On the subject of drugs, alcohol, and cigarettes, are you supposed to lie? According to the Web site of the government-sponsored Federal Citizen Information Center, my friend’s instincts were correct: “Some parents who used drugs in the past choose to lie about it, but they risk losing their credibility if their children discover the truth. Many experts recommend that when a child asks this question, the response should be honest.”
The site goes on to give several examples of how to talk with your children when they ask you about your own drug history, and there is a history to tell. For example:
“I took drugs because some of my friends used them, and I thought I needed to in order to fit in. In those days, people didn’t know as much as they do now about all the bad things that can happen when you smoke marijuana or do other drugs. If I’d known then what I know now, I never would have tried them, and I’ll do everything I can to keep you away from drugs.”
Although it might be tempting to avoid the truth, being forced to discuss it provides the setting for an honest conversation about drugs, their attractions, dangers, and consequences.
Death is certainly another biggie that we parents find ourselves explaining to our children. My grandmother died when my son was nearly 4, and, of course, he had his fair share of questions. Highest on his mind was, “Where did she go?” Somehow, “In the ground being eaten by worms” didn’t seem to cut it.

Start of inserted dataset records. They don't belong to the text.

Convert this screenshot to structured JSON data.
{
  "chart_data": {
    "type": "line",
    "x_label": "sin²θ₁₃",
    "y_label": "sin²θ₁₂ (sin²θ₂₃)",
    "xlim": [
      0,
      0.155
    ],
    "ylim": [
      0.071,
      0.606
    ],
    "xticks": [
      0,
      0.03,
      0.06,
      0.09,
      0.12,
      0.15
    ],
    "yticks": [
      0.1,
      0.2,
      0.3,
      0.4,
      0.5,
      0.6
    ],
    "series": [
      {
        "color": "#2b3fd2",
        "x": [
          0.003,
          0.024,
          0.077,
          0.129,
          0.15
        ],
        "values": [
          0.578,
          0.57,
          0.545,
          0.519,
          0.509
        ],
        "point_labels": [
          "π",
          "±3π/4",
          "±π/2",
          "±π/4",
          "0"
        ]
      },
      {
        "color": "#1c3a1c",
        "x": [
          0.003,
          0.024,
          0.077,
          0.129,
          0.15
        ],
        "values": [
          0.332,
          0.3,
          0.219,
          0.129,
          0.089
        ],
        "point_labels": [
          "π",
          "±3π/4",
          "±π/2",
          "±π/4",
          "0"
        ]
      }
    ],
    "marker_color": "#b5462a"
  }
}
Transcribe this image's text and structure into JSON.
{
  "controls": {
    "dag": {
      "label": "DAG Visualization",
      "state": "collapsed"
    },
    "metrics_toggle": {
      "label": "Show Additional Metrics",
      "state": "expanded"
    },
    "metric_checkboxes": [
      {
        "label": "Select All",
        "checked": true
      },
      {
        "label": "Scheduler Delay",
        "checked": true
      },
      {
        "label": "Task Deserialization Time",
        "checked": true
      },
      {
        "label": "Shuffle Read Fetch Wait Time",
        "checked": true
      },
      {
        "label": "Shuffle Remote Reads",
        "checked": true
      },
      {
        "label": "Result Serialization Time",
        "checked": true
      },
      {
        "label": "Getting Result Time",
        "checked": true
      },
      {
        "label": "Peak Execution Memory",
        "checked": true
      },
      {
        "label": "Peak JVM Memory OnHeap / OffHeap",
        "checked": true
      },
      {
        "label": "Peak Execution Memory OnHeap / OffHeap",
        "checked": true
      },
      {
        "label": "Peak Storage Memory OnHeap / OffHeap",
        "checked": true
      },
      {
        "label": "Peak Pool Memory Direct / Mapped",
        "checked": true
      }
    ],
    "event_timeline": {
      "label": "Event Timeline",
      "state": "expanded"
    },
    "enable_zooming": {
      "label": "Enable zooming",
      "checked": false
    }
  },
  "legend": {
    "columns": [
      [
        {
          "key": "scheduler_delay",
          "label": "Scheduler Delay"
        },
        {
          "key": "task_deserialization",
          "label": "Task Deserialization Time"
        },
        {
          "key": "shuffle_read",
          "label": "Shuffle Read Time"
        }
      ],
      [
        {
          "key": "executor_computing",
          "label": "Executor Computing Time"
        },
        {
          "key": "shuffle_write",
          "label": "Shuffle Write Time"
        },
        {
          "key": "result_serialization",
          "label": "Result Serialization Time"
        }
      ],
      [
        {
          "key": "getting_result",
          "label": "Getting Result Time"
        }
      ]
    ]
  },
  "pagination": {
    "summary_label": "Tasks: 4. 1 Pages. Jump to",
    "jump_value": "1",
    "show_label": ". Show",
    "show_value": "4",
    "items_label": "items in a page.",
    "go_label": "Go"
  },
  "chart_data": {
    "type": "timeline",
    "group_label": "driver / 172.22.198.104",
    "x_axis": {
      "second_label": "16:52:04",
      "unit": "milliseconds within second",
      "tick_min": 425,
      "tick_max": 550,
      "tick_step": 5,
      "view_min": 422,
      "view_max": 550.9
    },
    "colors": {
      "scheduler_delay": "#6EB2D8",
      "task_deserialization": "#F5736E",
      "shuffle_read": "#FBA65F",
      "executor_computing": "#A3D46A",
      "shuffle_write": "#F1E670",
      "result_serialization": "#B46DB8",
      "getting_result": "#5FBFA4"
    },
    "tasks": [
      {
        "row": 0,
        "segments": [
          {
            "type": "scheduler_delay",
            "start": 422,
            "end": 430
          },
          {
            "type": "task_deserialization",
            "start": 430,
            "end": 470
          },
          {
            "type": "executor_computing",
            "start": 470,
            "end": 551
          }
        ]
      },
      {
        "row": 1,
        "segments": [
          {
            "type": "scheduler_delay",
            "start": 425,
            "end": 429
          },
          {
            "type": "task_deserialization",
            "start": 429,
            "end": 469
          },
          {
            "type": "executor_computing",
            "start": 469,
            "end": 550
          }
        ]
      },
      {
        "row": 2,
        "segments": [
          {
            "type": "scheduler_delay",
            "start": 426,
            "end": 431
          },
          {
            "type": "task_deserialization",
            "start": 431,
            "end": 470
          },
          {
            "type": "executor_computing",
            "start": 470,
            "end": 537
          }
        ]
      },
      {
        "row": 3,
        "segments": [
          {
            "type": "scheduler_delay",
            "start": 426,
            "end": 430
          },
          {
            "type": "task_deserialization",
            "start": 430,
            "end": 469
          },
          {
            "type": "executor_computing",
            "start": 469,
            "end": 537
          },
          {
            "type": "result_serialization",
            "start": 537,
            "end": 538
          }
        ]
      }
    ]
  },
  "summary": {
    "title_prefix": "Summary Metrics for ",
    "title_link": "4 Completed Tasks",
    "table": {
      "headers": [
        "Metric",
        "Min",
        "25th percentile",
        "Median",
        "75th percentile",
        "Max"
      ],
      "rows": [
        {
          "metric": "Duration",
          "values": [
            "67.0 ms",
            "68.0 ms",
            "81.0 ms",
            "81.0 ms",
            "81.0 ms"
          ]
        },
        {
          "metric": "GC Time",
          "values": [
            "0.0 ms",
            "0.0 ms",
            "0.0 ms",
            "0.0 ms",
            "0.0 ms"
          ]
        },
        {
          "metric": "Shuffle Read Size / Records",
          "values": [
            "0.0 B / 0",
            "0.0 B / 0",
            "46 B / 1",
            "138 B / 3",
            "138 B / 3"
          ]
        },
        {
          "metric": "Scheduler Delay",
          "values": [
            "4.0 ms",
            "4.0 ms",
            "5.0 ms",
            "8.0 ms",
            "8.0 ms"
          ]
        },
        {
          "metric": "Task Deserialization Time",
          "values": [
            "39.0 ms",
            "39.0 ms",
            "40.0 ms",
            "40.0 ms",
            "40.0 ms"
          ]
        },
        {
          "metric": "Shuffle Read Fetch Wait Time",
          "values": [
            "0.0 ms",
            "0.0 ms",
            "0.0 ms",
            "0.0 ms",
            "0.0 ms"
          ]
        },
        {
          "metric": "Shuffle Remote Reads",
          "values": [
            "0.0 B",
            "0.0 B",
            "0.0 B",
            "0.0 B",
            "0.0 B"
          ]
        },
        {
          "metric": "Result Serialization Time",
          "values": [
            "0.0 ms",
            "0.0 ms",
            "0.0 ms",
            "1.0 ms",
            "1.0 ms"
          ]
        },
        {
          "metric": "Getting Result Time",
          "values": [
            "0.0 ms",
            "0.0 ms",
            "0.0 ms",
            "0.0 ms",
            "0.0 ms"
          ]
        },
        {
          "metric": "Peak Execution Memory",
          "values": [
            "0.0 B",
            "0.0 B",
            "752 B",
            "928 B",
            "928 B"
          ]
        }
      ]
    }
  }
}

Like my friend, lying didn’t feel right, and since I’m not a big believer in heaven, I didn’t know what to say. The director of my son’s nursery school said that young children need to have concrete answers when it comes to death, and that even while you may not believe in heaven, it is comforting for preschoolers to have a literal place to imagine their loved ones going. “This isn’t the same thing as lying to an older child,” she said.
A divorced friend whose children are old enough to remember life before the split said that some of her children’s hardest questions center around the divorce. She said that “no matter how prepared I was to answer my children’s inevitable questions, it wasn’t easy when they looked up and asked, ‘Why did you and daddy get divorced?’ or ‘Was dad cheating on you?’ “
Answering my children’s tricky questions became much easier when I granted myself permission to say, “That’s a good question. I don’t know.” I also learned to buy myself time by almost always first asking, “What do you think?” As my kids get older, I plan on adding, “That’s none of your business,” to the repertoire.
We try our best to muddle through these question-and-answer sessions. And like so many parenting moments, there really is no one correct way to answer these kinds of questions. For all of us, that’s a relief.